Son aylarda Çin Halk Cumhuriyeti’nin tehdit ve hava
sahası ihlâllerine sapasağlam ve kararlı bir duruşla cevap veren Tayvan’ın
Covid-19 Salgını sürecinde tüm dünyaya sağlık ve salgına karşı mücadele
ekipmanı sağlamak hususunda yaptığı yardımlara karşın Çin Halk Cumhuriyeti’nin
baskısı nedeniyle kendisininse ilaç ve aşı problemi yaşadığını öğrenmek öyle
enteresan ki… Dünyaya teknoloji ve bilgi ihraç ettiği gibi demokrasi, insan
hakları ve ekonomik refah plânında örnek ülkeler arasında gösterilen Tayvan’ın
hâlâ uluslararası toplumda yer alamıyor olduğunu söylemek ve yazmak dahi tuhaf!
Hatta bana göre tıpkı Filistin, Doğu Türkistan ve Kuzey Kıbrıs Türk Cumhuriyeti
gibi insanlık adına bir utanç!
Çin Halk Cumhuriyeti’nin ülkemize karşı da
geliştirdiği çok yönlü baskılama enstrümanlarına karşı Asya Pasifik’te niçin
Tayvan’la ilişkilerimizi daha da perçinlememiz gerektiğini daha önce defalarca
kaleme almıştım.
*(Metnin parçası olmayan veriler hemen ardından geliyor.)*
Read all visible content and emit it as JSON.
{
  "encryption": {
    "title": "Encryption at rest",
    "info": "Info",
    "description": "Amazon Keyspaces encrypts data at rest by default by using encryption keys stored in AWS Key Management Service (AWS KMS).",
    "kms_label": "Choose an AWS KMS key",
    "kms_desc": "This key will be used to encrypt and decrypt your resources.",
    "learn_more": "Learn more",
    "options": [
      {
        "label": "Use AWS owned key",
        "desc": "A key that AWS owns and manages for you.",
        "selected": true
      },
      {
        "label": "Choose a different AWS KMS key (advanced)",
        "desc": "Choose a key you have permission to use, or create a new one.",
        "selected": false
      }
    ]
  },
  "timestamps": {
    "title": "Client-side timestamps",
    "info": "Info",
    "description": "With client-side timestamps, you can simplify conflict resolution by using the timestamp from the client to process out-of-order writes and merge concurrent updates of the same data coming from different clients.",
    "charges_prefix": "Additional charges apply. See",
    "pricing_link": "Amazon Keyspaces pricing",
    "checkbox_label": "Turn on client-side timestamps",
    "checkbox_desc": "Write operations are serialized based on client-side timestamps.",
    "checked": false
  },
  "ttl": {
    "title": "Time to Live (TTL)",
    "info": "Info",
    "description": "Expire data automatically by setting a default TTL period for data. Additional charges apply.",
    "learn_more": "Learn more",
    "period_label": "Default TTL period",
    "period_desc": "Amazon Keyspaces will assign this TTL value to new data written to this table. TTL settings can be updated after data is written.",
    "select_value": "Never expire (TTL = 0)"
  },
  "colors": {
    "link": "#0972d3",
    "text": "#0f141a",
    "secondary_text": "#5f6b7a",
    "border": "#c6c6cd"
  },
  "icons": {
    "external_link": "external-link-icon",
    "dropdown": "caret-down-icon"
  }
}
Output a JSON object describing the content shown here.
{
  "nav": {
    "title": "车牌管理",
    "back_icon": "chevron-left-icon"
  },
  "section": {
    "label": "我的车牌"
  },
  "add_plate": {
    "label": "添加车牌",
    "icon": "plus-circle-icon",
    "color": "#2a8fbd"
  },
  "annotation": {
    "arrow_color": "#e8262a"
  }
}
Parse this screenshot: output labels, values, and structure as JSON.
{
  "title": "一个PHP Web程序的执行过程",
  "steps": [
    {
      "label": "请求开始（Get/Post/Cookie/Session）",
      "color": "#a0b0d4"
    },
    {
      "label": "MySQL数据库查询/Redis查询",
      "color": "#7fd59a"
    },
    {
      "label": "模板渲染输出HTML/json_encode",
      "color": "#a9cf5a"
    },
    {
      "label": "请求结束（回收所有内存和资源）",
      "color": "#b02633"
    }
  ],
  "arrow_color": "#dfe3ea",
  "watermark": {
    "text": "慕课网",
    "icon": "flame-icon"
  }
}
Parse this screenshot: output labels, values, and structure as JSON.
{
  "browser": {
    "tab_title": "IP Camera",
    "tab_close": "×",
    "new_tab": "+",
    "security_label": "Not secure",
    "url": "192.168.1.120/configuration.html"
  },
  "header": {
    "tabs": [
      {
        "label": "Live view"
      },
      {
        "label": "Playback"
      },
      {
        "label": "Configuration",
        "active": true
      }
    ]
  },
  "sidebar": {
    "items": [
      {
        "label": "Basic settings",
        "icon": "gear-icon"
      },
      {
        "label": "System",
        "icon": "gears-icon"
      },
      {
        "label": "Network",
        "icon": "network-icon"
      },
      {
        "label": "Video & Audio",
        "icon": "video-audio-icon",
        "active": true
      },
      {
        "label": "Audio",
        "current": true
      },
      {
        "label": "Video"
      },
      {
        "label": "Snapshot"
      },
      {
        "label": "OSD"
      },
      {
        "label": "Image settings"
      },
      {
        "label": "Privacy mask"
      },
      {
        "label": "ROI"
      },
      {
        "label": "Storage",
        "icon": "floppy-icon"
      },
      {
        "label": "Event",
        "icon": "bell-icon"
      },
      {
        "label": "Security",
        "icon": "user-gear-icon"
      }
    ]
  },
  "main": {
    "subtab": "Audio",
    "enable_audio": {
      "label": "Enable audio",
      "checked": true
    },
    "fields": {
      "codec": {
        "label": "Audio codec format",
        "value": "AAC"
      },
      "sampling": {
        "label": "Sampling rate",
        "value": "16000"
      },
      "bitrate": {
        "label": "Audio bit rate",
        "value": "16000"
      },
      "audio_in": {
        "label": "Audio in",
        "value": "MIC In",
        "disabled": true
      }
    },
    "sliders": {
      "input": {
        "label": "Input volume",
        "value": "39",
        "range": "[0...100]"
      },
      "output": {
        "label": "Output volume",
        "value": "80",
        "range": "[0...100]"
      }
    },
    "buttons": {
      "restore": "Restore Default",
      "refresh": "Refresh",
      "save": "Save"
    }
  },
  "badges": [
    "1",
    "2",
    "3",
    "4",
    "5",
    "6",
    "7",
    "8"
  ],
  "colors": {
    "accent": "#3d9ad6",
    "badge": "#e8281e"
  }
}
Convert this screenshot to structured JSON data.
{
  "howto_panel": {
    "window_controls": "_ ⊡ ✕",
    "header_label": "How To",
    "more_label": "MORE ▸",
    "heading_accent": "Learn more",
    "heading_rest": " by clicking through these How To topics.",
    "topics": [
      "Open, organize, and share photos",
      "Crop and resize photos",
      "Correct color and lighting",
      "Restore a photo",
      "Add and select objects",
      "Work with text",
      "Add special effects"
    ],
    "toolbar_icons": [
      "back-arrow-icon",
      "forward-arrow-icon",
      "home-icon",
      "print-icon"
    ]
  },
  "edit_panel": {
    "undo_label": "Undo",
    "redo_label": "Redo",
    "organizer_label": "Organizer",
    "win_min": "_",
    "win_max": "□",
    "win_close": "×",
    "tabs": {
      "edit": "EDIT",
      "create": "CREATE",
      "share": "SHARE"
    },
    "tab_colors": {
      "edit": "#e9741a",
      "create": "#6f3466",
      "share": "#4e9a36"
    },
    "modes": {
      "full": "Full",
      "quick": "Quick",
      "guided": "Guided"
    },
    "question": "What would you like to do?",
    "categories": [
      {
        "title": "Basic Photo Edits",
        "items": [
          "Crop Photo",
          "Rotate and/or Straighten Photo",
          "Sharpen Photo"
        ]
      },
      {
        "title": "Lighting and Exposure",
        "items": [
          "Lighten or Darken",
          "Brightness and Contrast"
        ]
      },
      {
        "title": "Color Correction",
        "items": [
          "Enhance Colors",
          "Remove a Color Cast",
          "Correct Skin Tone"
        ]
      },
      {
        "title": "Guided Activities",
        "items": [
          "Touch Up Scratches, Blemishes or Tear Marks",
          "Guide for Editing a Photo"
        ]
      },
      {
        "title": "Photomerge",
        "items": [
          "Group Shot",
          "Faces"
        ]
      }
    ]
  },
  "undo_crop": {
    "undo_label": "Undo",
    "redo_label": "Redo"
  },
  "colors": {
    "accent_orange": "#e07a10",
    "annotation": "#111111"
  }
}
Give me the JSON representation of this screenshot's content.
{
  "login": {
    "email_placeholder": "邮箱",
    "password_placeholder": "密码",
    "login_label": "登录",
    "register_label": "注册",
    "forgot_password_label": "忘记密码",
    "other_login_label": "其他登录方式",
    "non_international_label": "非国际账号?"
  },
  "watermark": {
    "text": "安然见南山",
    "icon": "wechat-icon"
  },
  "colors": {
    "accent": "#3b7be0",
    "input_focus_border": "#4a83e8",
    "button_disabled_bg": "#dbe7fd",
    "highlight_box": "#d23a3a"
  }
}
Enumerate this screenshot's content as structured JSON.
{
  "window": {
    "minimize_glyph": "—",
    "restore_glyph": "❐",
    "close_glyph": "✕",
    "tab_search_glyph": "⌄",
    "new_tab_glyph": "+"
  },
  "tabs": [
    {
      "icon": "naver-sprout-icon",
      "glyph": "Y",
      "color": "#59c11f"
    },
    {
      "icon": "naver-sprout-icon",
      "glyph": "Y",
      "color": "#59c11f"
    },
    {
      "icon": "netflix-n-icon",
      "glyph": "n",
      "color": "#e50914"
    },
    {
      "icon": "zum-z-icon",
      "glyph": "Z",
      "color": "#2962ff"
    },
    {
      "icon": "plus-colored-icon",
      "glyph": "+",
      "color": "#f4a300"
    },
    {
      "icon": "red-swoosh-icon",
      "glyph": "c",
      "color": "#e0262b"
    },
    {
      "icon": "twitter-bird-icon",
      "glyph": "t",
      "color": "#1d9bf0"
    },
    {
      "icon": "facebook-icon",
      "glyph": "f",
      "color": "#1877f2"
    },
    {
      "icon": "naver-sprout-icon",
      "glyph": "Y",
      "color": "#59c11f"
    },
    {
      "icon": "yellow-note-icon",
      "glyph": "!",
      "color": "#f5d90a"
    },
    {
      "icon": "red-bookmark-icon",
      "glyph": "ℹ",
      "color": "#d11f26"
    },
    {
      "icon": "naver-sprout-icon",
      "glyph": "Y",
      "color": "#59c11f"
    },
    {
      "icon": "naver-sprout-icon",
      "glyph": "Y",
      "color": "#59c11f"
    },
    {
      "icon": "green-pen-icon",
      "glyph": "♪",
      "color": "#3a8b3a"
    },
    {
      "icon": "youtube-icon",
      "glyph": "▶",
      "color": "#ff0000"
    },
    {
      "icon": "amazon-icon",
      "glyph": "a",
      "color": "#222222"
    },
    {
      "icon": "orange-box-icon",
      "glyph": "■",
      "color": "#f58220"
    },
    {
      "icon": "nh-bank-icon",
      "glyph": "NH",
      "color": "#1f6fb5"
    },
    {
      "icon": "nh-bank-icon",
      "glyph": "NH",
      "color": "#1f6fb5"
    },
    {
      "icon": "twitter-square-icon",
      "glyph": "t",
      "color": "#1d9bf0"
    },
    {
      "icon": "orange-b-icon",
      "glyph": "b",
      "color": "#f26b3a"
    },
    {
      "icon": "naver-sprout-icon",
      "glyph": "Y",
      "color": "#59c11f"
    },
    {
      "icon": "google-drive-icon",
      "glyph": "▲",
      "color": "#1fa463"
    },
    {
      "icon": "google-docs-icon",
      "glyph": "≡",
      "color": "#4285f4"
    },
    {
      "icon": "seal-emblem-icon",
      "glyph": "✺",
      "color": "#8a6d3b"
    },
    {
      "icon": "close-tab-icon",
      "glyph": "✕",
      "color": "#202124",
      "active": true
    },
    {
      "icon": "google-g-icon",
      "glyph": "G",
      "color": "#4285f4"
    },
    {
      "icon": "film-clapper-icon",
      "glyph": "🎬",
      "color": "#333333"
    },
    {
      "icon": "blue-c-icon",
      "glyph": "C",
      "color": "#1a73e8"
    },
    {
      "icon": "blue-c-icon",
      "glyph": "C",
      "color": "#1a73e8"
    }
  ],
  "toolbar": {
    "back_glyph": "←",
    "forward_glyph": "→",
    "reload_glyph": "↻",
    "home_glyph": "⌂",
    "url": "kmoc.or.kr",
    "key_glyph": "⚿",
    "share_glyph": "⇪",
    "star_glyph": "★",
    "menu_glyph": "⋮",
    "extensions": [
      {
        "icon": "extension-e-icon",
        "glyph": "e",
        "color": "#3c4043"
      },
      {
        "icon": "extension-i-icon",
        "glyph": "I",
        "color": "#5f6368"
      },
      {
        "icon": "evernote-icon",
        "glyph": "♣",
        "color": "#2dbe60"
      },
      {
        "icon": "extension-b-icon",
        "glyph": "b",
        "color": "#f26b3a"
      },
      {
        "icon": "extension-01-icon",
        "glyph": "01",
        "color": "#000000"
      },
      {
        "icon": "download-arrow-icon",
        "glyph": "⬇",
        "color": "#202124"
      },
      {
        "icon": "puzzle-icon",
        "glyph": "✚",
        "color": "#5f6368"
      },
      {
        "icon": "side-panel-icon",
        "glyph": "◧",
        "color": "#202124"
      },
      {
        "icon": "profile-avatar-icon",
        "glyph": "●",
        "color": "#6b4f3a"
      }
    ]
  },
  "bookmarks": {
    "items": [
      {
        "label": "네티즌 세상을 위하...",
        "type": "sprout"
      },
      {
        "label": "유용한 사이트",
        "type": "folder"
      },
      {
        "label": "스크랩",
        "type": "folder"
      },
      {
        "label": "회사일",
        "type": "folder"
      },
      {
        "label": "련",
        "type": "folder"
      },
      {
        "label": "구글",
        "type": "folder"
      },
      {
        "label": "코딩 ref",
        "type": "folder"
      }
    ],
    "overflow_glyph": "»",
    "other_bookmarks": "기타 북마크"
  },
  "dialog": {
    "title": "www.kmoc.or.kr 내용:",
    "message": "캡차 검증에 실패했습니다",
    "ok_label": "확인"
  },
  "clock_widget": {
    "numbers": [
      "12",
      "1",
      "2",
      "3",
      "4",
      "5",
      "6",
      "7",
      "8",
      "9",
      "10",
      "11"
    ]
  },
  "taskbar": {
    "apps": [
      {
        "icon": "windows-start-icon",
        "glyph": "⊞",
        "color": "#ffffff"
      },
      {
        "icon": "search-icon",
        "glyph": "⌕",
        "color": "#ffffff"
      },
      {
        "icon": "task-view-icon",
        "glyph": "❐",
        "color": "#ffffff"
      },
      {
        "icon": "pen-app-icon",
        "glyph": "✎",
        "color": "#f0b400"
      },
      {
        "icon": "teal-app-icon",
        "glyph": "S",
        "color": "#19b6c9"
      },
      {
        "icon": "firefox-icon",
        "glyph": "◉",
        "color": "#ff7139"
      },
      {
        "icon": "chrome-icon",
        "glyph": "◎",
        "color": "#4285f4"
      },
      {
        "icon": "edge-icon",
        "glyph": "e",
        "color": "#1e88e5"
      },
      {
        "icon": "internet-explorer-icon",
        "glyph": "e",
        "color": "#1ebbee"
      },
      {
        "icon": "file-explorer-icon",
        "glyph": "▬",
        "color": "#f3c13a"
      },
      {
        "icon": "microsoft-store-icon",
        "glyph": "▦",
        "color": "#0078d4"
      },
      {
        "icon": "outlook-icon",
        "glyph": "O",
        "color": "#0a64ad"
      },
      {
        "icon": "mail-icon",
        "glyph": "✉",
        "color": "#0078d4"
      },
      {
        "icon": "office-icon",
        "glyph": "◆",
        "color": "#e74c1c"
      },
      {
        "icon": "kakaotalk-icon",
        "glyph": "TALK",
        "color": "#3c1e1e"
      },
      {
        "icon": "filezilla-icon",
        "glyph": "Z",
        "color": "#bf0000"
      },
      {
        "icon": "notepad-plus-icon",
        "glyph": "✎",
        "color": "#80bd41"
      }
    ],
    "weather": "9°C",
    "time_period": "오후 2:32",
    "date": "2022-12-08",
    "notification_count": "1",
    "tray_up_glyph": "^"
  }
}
Bundan vazgeçmeyeceğim. Size enteresan bir tevafuktan
bahsedeyim hatta: Bir ada ülkesi olan Tayvan, Çin Halk Cumhuriyeti’nin
baskıları nedeniyle uluslararası kamuoyu tarafından, maalesef BM tarafından
tanınmıyor. Tayvan’ın Ankara’daki Ekonomi ve Kültür Misyonu binası kime komşu,
biliyor musunuz? Bir ada ülkesi olan ve BM tarafından tanınmayan, bizim
gözbebeğimiz ve millî dâvâmız Kuzey Kıbrıs Türk Cumhuriyeti’nin Ankara
Büyükelçiliği binasına…
KKTC dâvâmız hakkında Sayın Cumhurbaşkanı Recep
Tayyip Erdoğan’ın son yıllarda nasıl çırpındığını biliyor ve konuyu nasıl
sahiplendiğini, KKTC’yi uluslararası kamuoyuna nasıl aktardığını heyecanla
izliyoruz. İşte Tayvan, hem Kıbrıs dâvâmızı anlama ve anlatma, hem de bizi çok
yönlü baskılama altına almaya çalışanlara karşı özel çıkış yollarımızdan belki
de en önemlisi bu yüzden!
Daha önce çokça bahsetmiştim, ama devam etmekten çekinmeyeceğim; ÇHC’nin
baskısı nedeniyle Tayvan’ı tanımayan ülkelerin Covid-19 Salgını sürecinde
Tayvan’dan hem teknik bilgi, hem de yardım aldıklarını ve bu ilişkilerin daha
da güçlendirileceğini açıkladıklarını uluslararası medyadan takip etmek mümkün.
Doğu Türkistan gibi bir dâvânın yanında Suriye, Libya, Lübnan ve son olarak
Afganistan’da karşımıza dikilen ÇHC’ye karşı Türkiye’nin doğrudan yeni ve
hacimli ilişkiler geliştirmesi gereken ülkelerden biri bu yüzden Tayvan!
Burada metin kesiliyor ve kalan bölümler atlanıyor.